Sigortacının rücu edebilmesi için, kaza tarihi olan 20/5/2015 tarihinde yürürlükte olan eski Zorunlu Mali Sorumluluk Sigortası Genel Şartları’nın B.4.d. maddesindeki düzenleme yorumlanmak suretiyle Yargıtay’ın yerleşik uygulamalarında; kazanın salt alkolün etkisiyle gerçekleşip gerçekleşmediğinin, alkol dışında başka unsurların da olayın meydana gelmesinde rol oynayıp oynamadığının saptanması, sonuçta olayın tek başına alkolün etkisiyle meydana geldiğinin belirlenmesi gerektiği kabul edilmiştir.
Somut olayda, dosya kapsamında bulunan 27/04/2015-27/04/2016 tarihli dönemi kapsayan poliçe örneğine göre sigorta sözleşmesinin tarafı davalı olup, sigortalı aracı kullanan sürücünün alkollü olarak, sigortanın ödemelerine esas kazayı yaptığı, ilk derece mahkemesi tarafından da eski ZMMS Genel Şartları kapsamında “kazanın münhasıran alkolün etkisiyle olup olmadığı” konusunda nörolog ve makine mühendisi bilirkişi heyetinden rapor alındığı ve raporda icra takibine konu ödemeye esas trafik kazasının münhasıran alkolün etkisi altında meydana geldiğinin ve kazada sürücünün %100 kusurlu olduğunun tespit edildiği, alınan raporun usulüne uygun, denetime elverişli olduğu, hükme esas alınmasında bir isabetsizlik bulunmadığı, sigorta şirketinin rücu hakkının bulunduğu anlaşılmıştır.

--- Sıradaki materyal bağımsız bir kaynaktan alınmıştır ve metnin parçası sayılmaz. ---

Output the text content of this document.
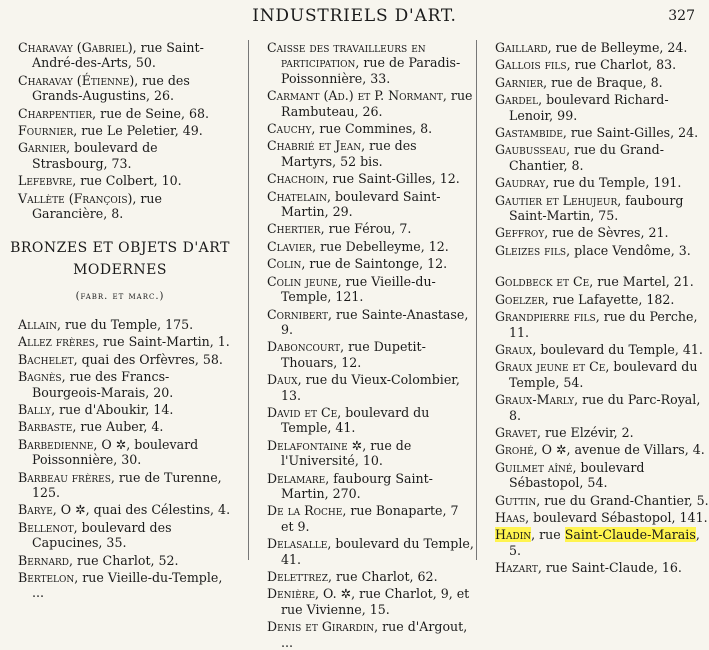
INDUSTRIELS D'ART.	327
Charavay (Gabriel), rue Saint-André-des-Arts, 50.
Charavay (Étienne), rue des Grands-Augustins, 26.
Charpentier, rue de Seine, 68.
Fournier, rue Le Peletier, 49.
Garnier, boulevard de Strasbourg, 73.
Lefebvre, rue Colbert, 10.
Vallète (François), rue Garancière, 8.
BRONZES ET OBJETS D'ART
MODERNES
(fabr. et marc.)
Allain, rue du Temple, 175.
Allez frères, rue Saint-Martin, 1.
Bachelet, quai des Orfèvres, 58.
Bagnès, rue des Francs-Bourgeois-Marais, 20.
Bally, rue d'Aboukir, 14.
Barbaste, rue Auber, 4.
Barbedienne, O ✲, boulevard Poissonnière, 30.
Barbeau frères, rue de Turenne, 125.
Barye, O ✲, quai des Célestins, 4.
Bellenot, boulevard des Capucines, 35.
Bernard, rue Charlot, 52.
Bertelon, rue Vieille-du-Temple, ...
Caisse des travailleurs en participation, rue de Paradis-Poissonnière, 33.
Carmant (Ad.) et P. Normant, rue Rambuteau, 26.
Cauchy, rue Commines, 8.
Chabrié et Jean, rue des Martyrs, 52 bis.
Chachoin, rue Saint-Gilles, 12.
Chatelain, boulevard Saint-Martin, 29.
Chertier, rue Férou, 7.
Clavier, rue Debelleyme, 12.
Colin, rue de Saintonge, 12.
Colin jeune, rue Vieille-du-Temple, 121.
Cornibert, rue Sainte-Anastase, 9.
Daboncourt, rue Dupetit-Thouars, 12.
Daux, rue du Vieux-Colombier, 13.
David et Ce, boulevard du Temple, 41.
Delafontaine ✲, rue de l'Université, 10.
Delamare, faubourg Saint-Martin, 270.
De la Roche, rue Bonaparte, 7 et 9.
Delasalle, boulevard du Temple, 41.
Delettrez, rue Charlot, 62.
Denière, O. ✲, rue Charlot, 9, et rue Vivienne, 15.
Denis et Girardin, rue d'Argout, ...
Gaillard, rue de Belleyme, 24.
Gallois fils, rue Charlot, 83.
Garnier, rue de Braque, 8.
Gardel, boulevard Richard-Lenoir, 99.
Gastambide, rue Saint-Gilles, 24.
Gaubusseau, rue du Grand-Chantier, 8.
Gaudray, rue du Temple, 191.
Gautier et Lehujeur, faubourg Saint-Martin, 75.
Geffroy, rue de Sèvres, 21.
Gleizes fils, place Vendôme, 3.
Goldbeck et Ce, rue Martel, 21.
Goelzer, rue Lafayette, 182.
Grandpierre fils, rue du Perche, 11.
Graux, boulevard du Temple, 41.
Graux jeune et Ce, boulevard du Temple, 54.
Graux-Marly, rue du Parc-Royal, 8.
Gravet, rue Elzévir, 2.
Grohé, O ✲, avenue de Villars, 4.
Guilmet aîné, boulevard Sébastopol, 54.
Guttin, rue du Grand-Chantier, 5.
Haas, boulevard Sébastopol, 141.
Hadin, rue Saint-Claude-Marais, 5.
Hazart, rue Saint-Claude, 16.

Davacı sigorta şirketi tarafından davaya esas kazada ölen yakınlarına başvuru üzerine ilamsız icra takibi sonrasında açılan davada yargılama sırasında ödemede bulunduğu, alınan usulüne uygun ve denetime elverişli hesap raporundan, davacı tarafından yapılan ödemelerin miktar olarak dosya kapsamına uygun yapıldığı, gerçek zarar kapsamında, raporda hesaplanan miktarların davalıdan istenebileceği anlaşılmış olup, ilk derece mahkemesi tarafından da bu kapsamda davanın kısmen kabulüne karar verilmesinde bir isabetsizlik görülmemiştir.
Açıklanan nedenlerle; usul ve yasaya uygun olarak verilen ilk derece mahkemesi kararına karşı davalı vekili tarafından yapılan istinaf başvurusunun HMK’nın 353/1-b-1 maddesi gereğince esastan reddine dair aşağıdaki hüküm kurulmuştur.
HÜKÜM : Gerekçesi yukarıda izah edildiği üzere;
1-Davalı vekilinin istinaf başvurusunun Hukuk Muhakemeleri Kanunun 353/1-b.1. maddesi gereğince ESASTAN REDDİNE,
2-Harçlar Kanunu gereğince alınması gereken 3.827,42 TL karar harcından peşin alınan 957,00 TL harcın mahsubu ile bakiye 2.870,42 TL harcın davalıdan alınarak hazineye gelir kaydına,
3-Davalı tarafça yapılan istinaf yargılama giderlerinin üzerinde bırakılmasına,
4-Gider avansından artan kısım varsa karar kesinleştiğinde davalıya iadesine,
5-Karar tebliği, kesinleştirme, harç tahsil ve gider avansı iade işlemlerinin ilk derece mahkemesince yerine getirilmesine,
Dair, dosya üzerinde yapılan inceleme sonunda, HMK.nın 362/1-a maddesi uyarınca KESİN olmak üzere 22/02/2023 tarihinde oy birliği ile karar verildi.

Başkan
Üye
Üye
Katip

* Bu belge, 5070 sayılı Kanun hükümleri gereğince elektronik imza ile imzalanmıştır.